In other key developments, Chinese Foreign Minister Qin Gang said Friday his country would not sell weapons to Russia or Ukraine. His pledge was a response to Western concerns that Beijing could assist Russia militarily.

China has asserted its neutrality in the conflict, while Western nations have imposed sanctions against Moscow.

Qin added that China would also regulate the export of items with dual civilian and military use.

Meanwhile, Ukrainian forces say they are discovering a growing number of Chinese components in Russian weaponry used in Ukraine.

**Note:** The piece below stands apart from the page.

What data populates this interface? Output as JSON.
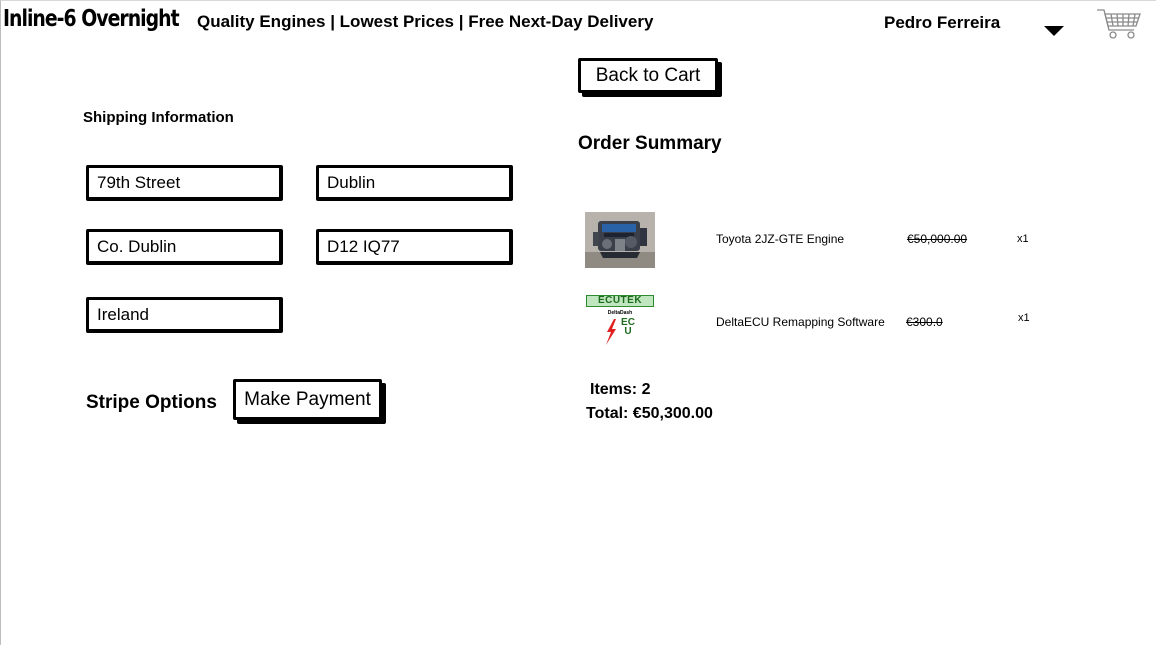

Vladyslav Vlasiuk, senior adviser to Zelenskyy, told Reuters via a video call that in "the weapons recovered from the battlefield, we continue to find different electronics."

Zaporizhzhia nuclear plant

Russian forces have brought large amounts of provisions and water supplies to the Zaporizhzhia nuclear power plant (ZNPP), which they captured in southeastern Ukraine after invading last year, Kyiv's state atomic agency, Energoatom, said Friday.

The agency said this activity might indicate Russia was preparing to hold employees inside because of a dire shortage of qualified staff at Europe's largest nuclear plant and in anticipation of Ukraine's anticipated counteroffensive.

"Given the intense shortage of nuclear specialists needed to operate the temporarily occupied Zaporizhzhia nuclear power plant and fearing a Ukrainian offensive, the [Russians] are preparing for the long-term holding of ZNPP employees as hostages," Energoatom said.

"The invaders have already brought a lot of provisions and water to the station," the agency added in a statement. "The occupiers will probably not allow the station staff to leave after one of the regular work shifts, forcibly blocking them at the ZNPP," it said.

There was no immediate comment from Russia.

Zelenskyy soldier beheading

In a tweet Friday, Zelenskyy thanked British Prime Minister Rishi Sunak for condemning the "inhumane execution" of a Ukrainian soldier. "Together we must stop the aggressor & put an end to terror," he said.

Ukrainian officials on Wednesday opened an investigation into a video on social media purportedly showing one of Kyiv's soldiers being beheaded.

News agencies could not immediately verify the authenticity of the video. Zelenskyy said that the video showed the "execution of a Ukrainian captive" and that "everyone must react. Do not expect that it will be forgotten that time will pass."

Some material in this report came from The Associated Press, Agence France-Presse and Reuters.